U.S. Department of Defense manipulates social media. In December 2022, The Intercept, an
independent U.S. investigative website, revealed that in July 2017, U.S. Central Command official
Nathaniel Kahler instructed Twitter's public policy team to augment the presence of 52 Arabic-language
accounts on a list he sent, six of which were to be given priority. One of the six was dedicated to justifying
U.S. drone attacks in Yemen, such as by claiming that the attacks were precise and killed only terrorists,
not civilians. Following Kahler's directive, Twitter put those Arabic-language accounts on a "white list" to
amplify certain messages.
◆The United States practices double standards on the freedom of the press. It brutally suppresses and
silences media of other countries by various means. The United States and Europe bar mainstream
Russian media such as Russia Today and the Sputnik from their countries. Platforms such as Twitter,
Facebook and YouTube openly restrict official accounts of Russia. Netflix, Apple and Google have
removed Russian channels and applications from their services and app stores. Unprecedented
draconian censorship is imposed on Russia-related contents.
◆The United States abuses its cultural hegemony to instigate "peaceful evolution" in socialist countries.
It sets up news media and cultural outfits targeting socialist countries. It pours staggering amounts of
public funds into radio and TV networks to support their ideological infiltration, and these mouthpieces
bombard socialist countries in dozens of languages with inflammatory propaganda day and night.
The United States uses misinformation as a spear to attack other countries, and has built an industrial
chain around it: there are groups and individuals making up stories, and peddling them worldwide to
mislead public opinion with the support of nearly limitless financial resources.
Conclusion
While a just cause wins its champion wide support, an unjust one condemns its pursuer to be an outcast.

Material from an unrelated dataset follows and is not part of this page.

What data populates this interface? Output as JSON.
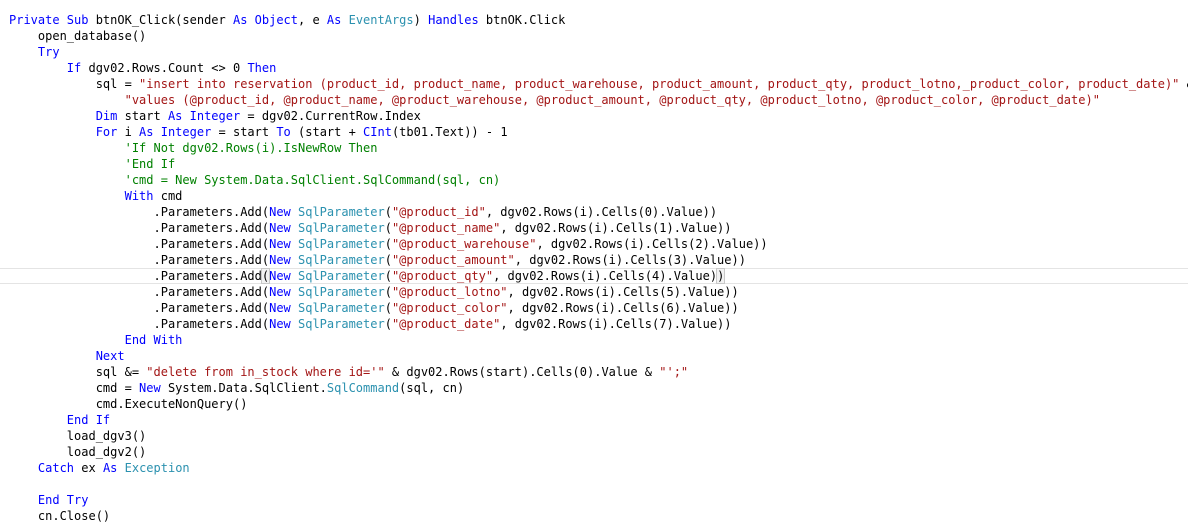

The hegemonic, domineering, and bullying practices of using strength to intimidate the weak, taking from
others by force and subterfuge, and playing zero-sum games are exerting grave harm. The historical
trends of peace, development, cooperation, and mutual benefit are unstoppable. The United States has
been overriding truth with its power and trampling justice to serve self-interest. These unilateral, egoistic
and regressive hegemonic practices have drawn growing, intense criticism and opposition from the
international community.
Countries need to respect each other and treat each other as equals. Big countries should behave in a
manner befitting their status and take the lead in pursuing a new model of state-to-state relations
featuring dialogue and partnership, not confrontation or alliance. China opposes all forms of hegemonism
and power politics, and rejects interference in other countries' internal affairs. The United States must
conduct serious soul-searching. It must critically examine what it has done, let go of its arrogance and
prejudice, and quit its hegemonic, domineering and bullying practices.